Eitan Vitkon"Blowing in the Wind"Feinberg Graduate School / David Lopatie Hall of Graduate Studies, Weizmann Institute of Science1
In our need for order and stability, we are accustomed to see the straight lines in the buildings of cities like New York as a sort of validation of a “good” world order. The photographs of Eitan Vitkon infringe on this sense of security. The sight of buildings that are blowing in the wind or swept in a current are disturbing, indicating uncertainty.
The photographs are created with mirrors made of metallic foil or soap bubbles – two materials that, despite their “weakness,” manage to overpower the tall buildings and redesign them as something dynamic. The image is of a parallel reality that is changing and flowing, but definitely not benign. This world view is surprising in light of the fact that Vitkon is a trained architect – a field that aims to create a fixed, enduring reality.

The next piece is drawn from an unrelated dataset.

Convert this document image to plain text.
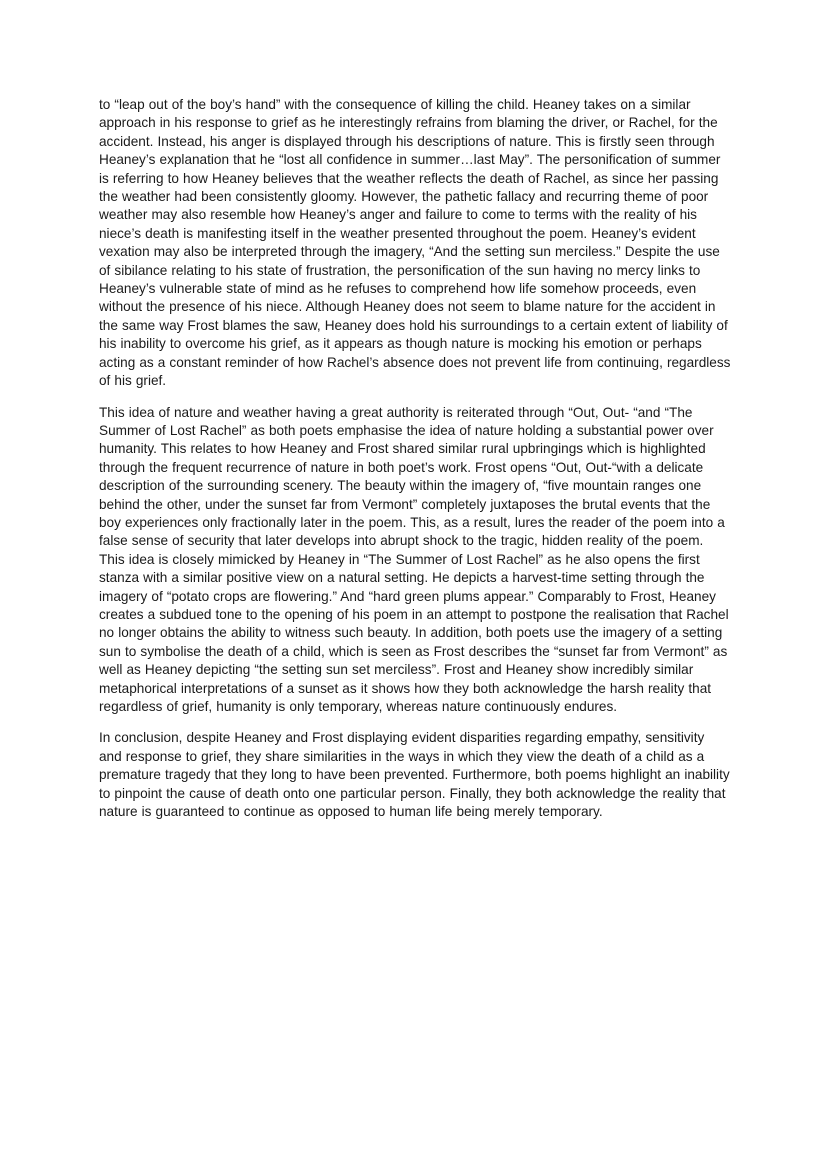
to “leap out of the boy’s hand” with the consequence of killing the child. Heaney takes on a similar approach in his response to grief as he interestingly refrains from blaming the driver, or Rachel, for the accident. Instead, his anger is displayed through his descriptions of nature. This is firstly seen through Heaney’s explanation that he “lost all confidence in summer…last May”. The personification of summer is referring to how Heaney believes that the weather reflects the death of Rachel, as since her passing the weather had been consistently gloomy. However, the pathetic fallacy and recurring theme of poor weather may also resemble how Heaney’s anger and failure to come to terms with the reality of his niece’s death is manifesting itself in the weather presented throughout the poem. Heaney’s evident vexation may also be interpreted through the imagery, “And the setting sun merciless.” Despite the use of sibilance relating to his state of frustration, the personification of the sun having no mercy links to Heaney’s vulnerable state of mind as he refuses to comprehend how life somehow proceeds, even without the presence of his niece. Although Heaney does not seem to blame nature for the accident in the same way Frost blames the saw, Heaney does hold his surroundings to a certain extent of liability of his inability to overcome his grief, as it appears as though nature is mocking his emotion or perhaps acting as a constant reminder of how Rachel’s absence does not prevent life from continuing, regardless of his grief.

This idea of nature and weather having a great authority is reiterated through “Out, Out- “and “The Summer of Lost Rachel” as both poets emphasise the idea of nature holding a substantial power over humanity. This relates to how Heaney and Frost shared similar rural upbringings which is highlighted through the frequent recurrence of nature in both poet’s work. Frost opens “Out, Out-“with a delicate description of the surrounding scenery. The beauty within the imagery of, “five mountain ranges one behind the other, under the sunset far from Vermont” completely juxtaposes the brutal events that the boy experiences only fractionally later in the poem. This, as a result, lures the reader of the poem into a false sense of security that later develops into abrupt shock to the tragic, hidden reality of the poem. This idea is closely mimicked by Heaney in “The Summer of Lost Rachel” as he also opens the first stanza with a similar positive view on a natural setting. He depicts a harvest-time setting through the imagery of “potato crops are flowering.” And “hard green plums appear.” Comparably to Frost, Heaney creates a subdued tone to the opening of his poem in an attempt to postpone the realisation that Rachel no longer obtains the ability to witness such beauty. In addition, both poets use the imagery of a setting sun to symbolise the death of a child, which is seen as Frost describes the “sunset far from Vermont” as well as Heaney depicting “the setting sun set merciless”. Frost and Heaney show incredibly similar metaphorical interpretations of a sunset as it shows how they both acknowledge the harsh reality that regardless of grief, humanity is only temporary, whereas nature continuously endures.

In conclusion, despite Heaney and Frost displaying evident disparities regarding empathy, sensitivity and response to grief, they share similarities in the ways in which they view the death of a child as a premature tragedy that they long to have been prevented. Furthermore, both poems highlight an inability to pinpoint the cause of death onto one particular person. Finally, they both acknowledge the reality that nature is guaranteed to continue as opposed to human life being merely temporary.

In the series of ocean photographs, Vitkon goes in the opposite direction, using precise timing to secure and situate a moving wave. Together, the two series of photographs are a sort of reality check: We experience a growing doubt as to whether what we see is “clear and understood.” Stable buildings are swept off their foundations so that we can’t know where they will be a second from now; while the waves that we have understood to be a phenomenon of continual movement are shown to us as something that is surprisingly solid.
What then is reality? Are Vitkon’s photographs nothing but a technical manipulation – an optical effect? Or do they expose a deeper property of the real world that is hidden beneath the cloak of our sensory perceptions?